C₃ carbon fixation is the most common of three metabolic pathways for carbon fixation in photosynthesis, along with C₄ and CAM. This process converts carbon dioxide and ribulose bisphosphate (RuBP, a 5-carbon sugar) into two molecules of 3-phosphoglycerate through the following reaction:

CO₂ + H₂O + RuBP → (2) 3-phosphoglycerate

This reaction was first discovered by Melvin Calvin, Andrew Benson and James Bassham in 1950. C₃ carbon fixation occurs in all plants as the first step of the Calvin–Benson cycle. (In C₄ and CAM plants, carbon dioxide is drawn out of malate and into this reaction rather than directly from the air.)

Plants that survive solely on C₃ fixation (C₃ plants) tend to thrive in areas where sunlight intensity is moderate, temperatures are moderate, carbon dioxide concentrations are around 200 ppm or higher, and groundwater is plentiful. The C₃ plants, originating during Mesozoic and Paleozoic eras, predate the C₄ plants and still represent approximately 95% of Earth's plant biomass, including important food crops such as rice, wheat, soybeans and barley.

C₃ plants cannot grow in very hot areas at today's atmospheric CO₂ level (significantly depleted during hundreds of millions of years from above 5000 ppm) because RuBisCO incorporates more oxygen into RuBP as temperatures increase. This leads to photorespiration (also known as the oxidative photosynthetic carbon cycle, or C2 photosynthesis), which leads to a net loss of carbon and nitrogen from the plant and can therefore limit growth.

C₃ plants lose up to 97% of the water taken up through their roots by transpiration. In dry areas, C₃ plants shut their stomata to reduce water loss, but this stops CO₂ from entering the leaves and therefore reduces the concentration of CO₂ in the leaves. This lowers the CO₂:O₂ ratio and therefore also increases photorespiration. C₄ and CAM plants have adaptations that allow them to survive in hot and dry areas, and they can therefore out-compete C₃ plants in these areas.

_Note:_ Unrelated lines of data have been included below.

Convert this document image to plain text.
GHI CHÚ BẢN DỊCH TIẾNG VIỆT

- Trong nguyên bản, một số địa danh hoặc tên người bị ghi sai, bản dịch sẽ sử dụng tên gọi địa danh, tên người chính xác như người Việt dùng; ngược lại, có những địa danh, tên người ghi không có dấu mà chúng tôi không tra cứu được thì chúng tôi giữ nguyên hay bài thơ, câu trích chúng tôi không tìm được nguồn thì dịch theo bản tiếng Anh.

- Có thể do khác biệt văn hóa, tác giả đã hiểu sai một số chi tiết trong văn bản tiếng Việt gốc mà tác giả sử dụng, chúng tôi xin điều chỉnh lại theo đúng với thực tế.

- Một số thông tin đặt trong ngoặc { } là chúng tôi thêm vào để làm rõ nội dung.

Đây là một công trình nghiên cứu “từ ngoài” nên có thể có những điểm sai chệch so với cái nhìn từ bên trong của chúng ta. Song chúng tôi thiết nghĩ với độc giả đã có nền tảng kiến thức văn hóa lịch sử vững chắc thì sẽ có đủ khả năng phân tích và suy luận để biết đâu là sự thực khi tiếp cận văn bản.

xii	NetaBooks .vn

The isotopic signature of C₃ plants shows higher degree of ¹³C depletion than the C₄ plants, due to variation in fractionation of carbon isotopes in oxygenic photosynthesis across plant types. Specifically, C₃ plants do not have PEP carboxylase like C₄ plants, allowing them to only utilize ribulose-1,5-bisphosphate carboxylase (Rubisco) to fix CO₂ through the Calvin cycle. The enzyme Rubisco largely discriminates against carbon isotopes, evolving to only bind to ¹²C isotope compared to ¹³C (the heavier isotope), attributing to why there's a low ¹³C depletion seen in C₃ plants compared to C₄ plants especially since the C₄ pathway uses PEP carboxylase in addition to Rubisco.